Colombian and Haitian authorities presented a hypothesis on how the assassination of Jovenel Moïse, the president of Haiti, was plotted. A former Haitian government official is said to be behind the assassination.
“The initial meetings were held in Miami between people who worked for the company CTU Security Service with James Solages, Arcangel Petrel, Tony Intriago and Emanuel Sanon; Duberney Capador also participated in part of these meetings, and was informed of the progress of this meeting for the initial contracting of security services with Germán Rivera”, explained the commander of the Colombian Police, General Jorge Luis Vargas.
James Solages is one of the American-Haitian citizens captured in the operation, Antonio (Tony) Intriago and Arcangel Petrel are partners in the company CTU Security.

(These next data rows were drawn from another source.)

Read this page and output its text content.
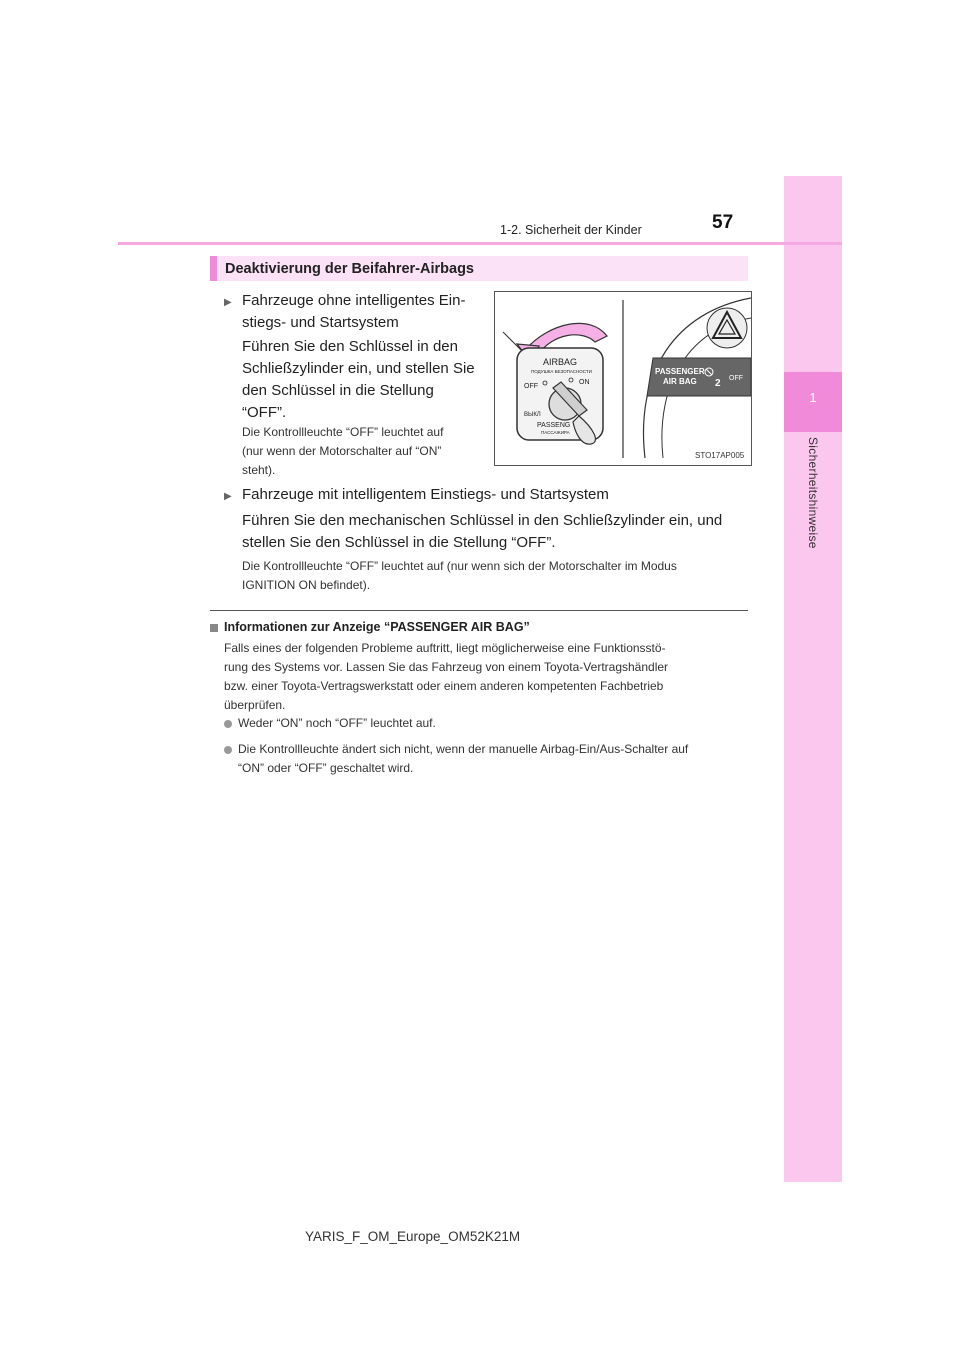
1
Sicherheitshinweise
1-2. Sicherheit der Kinder	57
Deaktivierung der Beifahrer-Airbags
▶ Fahrzeuge ohne intelligentes Ein-
stiegs- und Startsystem
Führen Sie den Schlüssel in den
Schließzylinder ein, und stellen Sie
den Schlüssel in die Stellung
“OFF”.
Die Kontrollleuchte “OFF” leuchtet auf
(nur wenn der Motorschalter auf “ON”
steht).
AIRBAG
ПОДУШКА БЕЗОПАСНОСТИ
OFF
ON
ВЫКЛ
PASSENG
ПАССАЖИРА
PASSENGER
AIR BAG 2 OFF
STO17AP005
▶ Fahrzeuge mit intelligentem Einstiegs- und Startsystem
Führen Sie den mechanischen Schlüssel in den Schließzylinder ein, und
stellen Sie den Schlüssel in die Stellung “OFF”.
Die Kontrollleuchte “OFF” leuchtet auf (nur wenn sich der Motorschalter im Modus
IGNITION ON befindet).
Informationen zur Anzeige “PASSENGER AIR BAG”
Falls eines der folgenden Probleme auftritt, liegt möglicherweise eine Funktionsstö-
rung des Systems vor. Lassen Sie das Fahrzeug von einem Toyota-Vertragshändler
bzw. einer Toyota-Vertragswerkstatt oder einem anderen kompetenten Fachbetrieb
überprüfen.
Weder “ON” noch “OFF” leuchtet auf.
Die Kontrollleuchte ändert sich nicht, wenn der manuelle Airbag-Ein/Aus-Schalter auf
“ON” oder “OFF” geschaltet wird.
YARIS_F_OM_Europe_OM52K21M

Cristian Emanuel Sanon is the doctor accused of being the Colombians’ connection in Haiti, in whose house caps with the logo of the US Drug Enforcement Administration (DEA) and several magazines with ammunition were found.
Duberney Capador and Germán Rivera were the Colombian mercenaries in charge of recruiting the other ex-military personnel captured in Haiti, the latter two allegedly working under the orders of Colonel Carlos Giovanny Torres.

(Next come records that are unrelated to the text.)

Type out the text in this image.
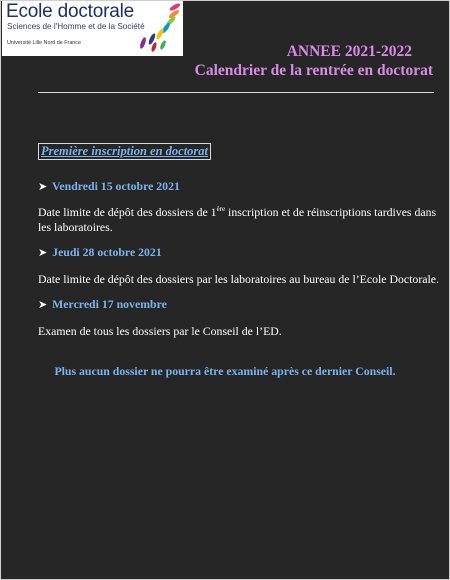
Ecole doctorale
Sciences de l'Homme et de la Société
Université Lille Nord de France	ANNEE 2021-2022
Calendrier de la rentrée en doctorat
Première inscription en doctorat
➤ Vendredi 15 octobre 2021
Date limite de dépôt des dossiers de 1ère inscription et de réinscriptions tardives dans les laboratoires.
➤ Jeudi 28 octobre 2021
Date limite de dépôt des dossiers par les laboratoires au bureau de l’Ecole Doctorale.
➤ Mercredi 17 novembre
Examen de tous les dossiers par le Conseil de l’ED.
Plus aucun dossier ne pourra être examiné après ce dernier Conseil.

Through the company Worldwide Capital, owned by Ecuadorian citizen Walter Veintemilla, the tickets were bought for the ex-military to go to the Dominican Republic and meet with their colleagues, who had already been in Haiti since May.
The company also made several money orders to Germán Rivera through Western Union to coordinate food and logistical expenses for the ex-military team while they were already in Haiti. Rivera received up to more than $50,000.

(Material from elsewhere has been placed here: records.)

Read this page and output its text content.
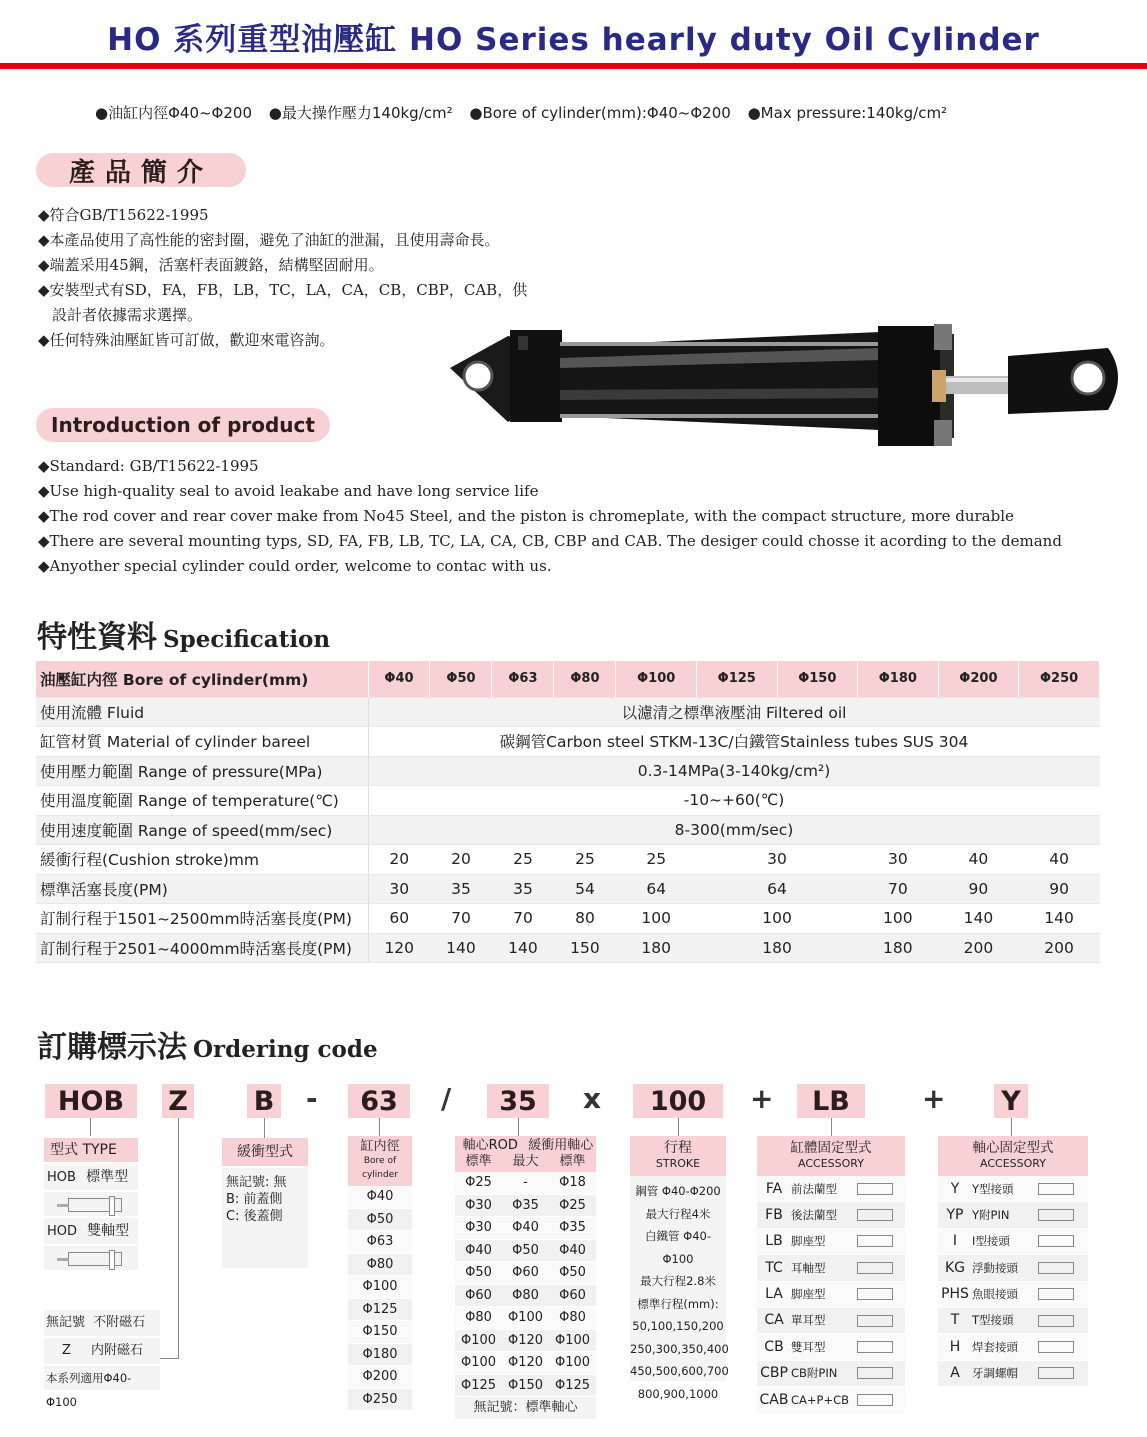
HO 系列重型油壓缸 HO Series hearly duty Oil Cylinder
●油缸内徑Φ40~Φ200 ●最大操作壓力140kg/cm² ●Bore of cylinder(mm):Φ40~Φ200 ●Max pressure:140kg/cm²
產品簡介
◆符合GB/T15622-1995
◆本產品使用了高性能的密封圈，避免了油缸的泄漏，且使用壽命長。
◆端蓋采用45鋼，活塞杆表面鍍鉻，結構堅固耐用。
◆安裝型式有SD，FA，FB，LB，TC，LA，CA，CB，CBP，CAB，供
設計者依據需求選擇。
◆任何特殊油壓缸皆可訂做，歡迎來電咨詢。
Introduction of product
◆Standard: GB/T15622-1995
◆Use high-quality seal to avoid leakabe and have long service life
◆The rod cover and rear cover make from No45 Steel, and the piston is chromeplate, with the compact structure, more durable
◆There are several mounting typs, SD, FA, FB, LB, TC, LA, CA, CB, CBP and CAB. The desiger could chosse it acording to the demand
◆Anyother special cylinder could order, welcome to contac with us.
特性資料 Specification
油壓缸内徑 Bore of cylinder(mm)	Φ40	Φ50	Φ63	Φ80	Φ100	Φ125	Φ150	Φ180	Φ200	Φ250
使用流體 Fluid	以濾清之標準液壓油 Filtered oil									
缸管材質 Material of cylinder bareel	碳鋼管Carbon steel STKM-13C/白鐵管Stainless tubes SUS 304									
使用壓力範圍 Range of pressure(MPa)	0.3-14MPa(3-140kg/cm²)									
使用溫度範圍 Range of temperature(℃)	-10~+60(℃)									
使用速度範圍 Range of speed(mm/sec)	8-300(mm/sec)									
緩衝行程(Cushion stroke)mm	20	20	25	25	25	30		30	40	40
標準活塞長度(PM)	30	35	35	54	64	64		70	90	90
訂制行程于1501~2500mm時活塞長度(PM)	60	70	70	80	100	100		100	140	140
訂制行程于2501~4000mm時活塞長度(PM)	120	140	140	150	180	180		180	200	200
訂購標示法 Ordering code
HOB	Z B -	63	/	35	x	100	+	LB	+ Y
型式 TYPE
HOB 標準型
HOD 雙軸型
無記號 不附磁石
Z 内附磁石
本系列適用Φ40-Φ100
緩衝型式
無記號: 無
B: 前蓋側
C: 後蓋側
缸内徑
Bore of cylinder
Φ40
Φ50
Φ63
Φ80
Φ100
Φ125
Φ150
Φ180
Φ200
Φ250
軸心ROD 緩衝用軸心
標準	最大	標準
Φ25	-	Φ18
Φ30	Φ35	Φ25
Φ30	Φ40	Φ35
Φ40	Φ50	Φ40
Φ50	Φ60	Φ50
Φ60	Φ80	Φ60
Φ80	Φ100	Φ80
Φ100 Φ120 Φ100
Φ100 Φ120 Φ100
Φ125 Φ150 Φ125
無記號：標準軸心
行程
STROKE
鋼管 Φ40-Φ200
最大行程4米
白鐵管 Φ40-Φ100
最大行程2.8米
標準行程(mm):
50,100,150,200
250,300,350,400
450,500,600,700
800,900,1000
缸體固定型式
ACCESSORY
FA 前法蘭型
FB 後法蘭型
LB 脚座型
TC 耳軸型
LA 脚座型
CA 單耳型
CB 雙耳型
CBP CB附PIN
CAB CA+P+CB
軸心固定型式
ACCESSORY
Y	Y型接頭
YP Y附PIN
I	I型接頭
KG 浮動接頭
PHS 魚眼接頭
T	T型接頭
H	焊套接頭
A	牙調螺帽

“In a meeting with Joseph Felix Badio – and a person named Azcar – Germán Rivera and Duberney Capador were informed that the president of Haiti was going to be arrested; they began to plan the criminal operation, the company CTU Security Service and several other people – who have already been captured – were aware of it,” confirmed General Vargas.
Joseph Felix Badio is a former official of the Haitian Ministry of Justice and who would have been one of the intellectual authors of the assassination.
The operation to assassinate Jovenel Moïse
According to the Colombian police, the team of mercenaries moved to a house close to that of the Haitian president, vehicles were obtained and some people were designated to occupy different positions at the entrance of Moïse’s residence to carry out the operation.
After planning, the operation was executed on July 7 at 1:00 A.M., where at least 7 mercenaries entered Jovenel Moïse’s mansion shouting in perfect English that a DEA operation was being executed.
After entering Moïse’s residence, the Colombians killed the Haitian president, but not before torturing him; the first lady, Martine Moïse, who is now back in Haiti and has identified the attackers, was also seriously wounded in the operation.
What followed was a shootout between the Colombians and the Haitian Police; the mercenaries reportedly took refuge in a house -a few blocks away from Moïse’s house- and as the fire from the Haitian authorities intensified, the Colombians decided to escape and take refuge in the Taiwanese embassy; at some point during the exchange of fire Sergeant Duberney Capador was killed.
Eventually the Colombians surrendered to the Haitian authorities, and many others were captured by the population of Port-au-Prince itself during the course of the day. According to opposition senator Steven Benoit, many of them were seen walking down the streets of Port-au-Prince, suggesting that they had nothing to fear and had nothing to do with what had happened hours before.
Captured Colombians could be under pressure from the Haitian authorities
According to journalist Salud Hernandez, the Colombians have been kept in virtual isolation, denied their basic rights as suspects and have no assistance from lawyers.
Some members of the team of advisors sent by the United States believe that the Colombians have confessed under torture, and that the Haitian authorities have not handled the chain of custody of the evidence correctly, nor was there an adequate removal of the bodies.
Although there have been photos of meetings, there has been no evidence of any recording or conversation to prove the conspiracy of which 16 Colombians in Haiti are accused today.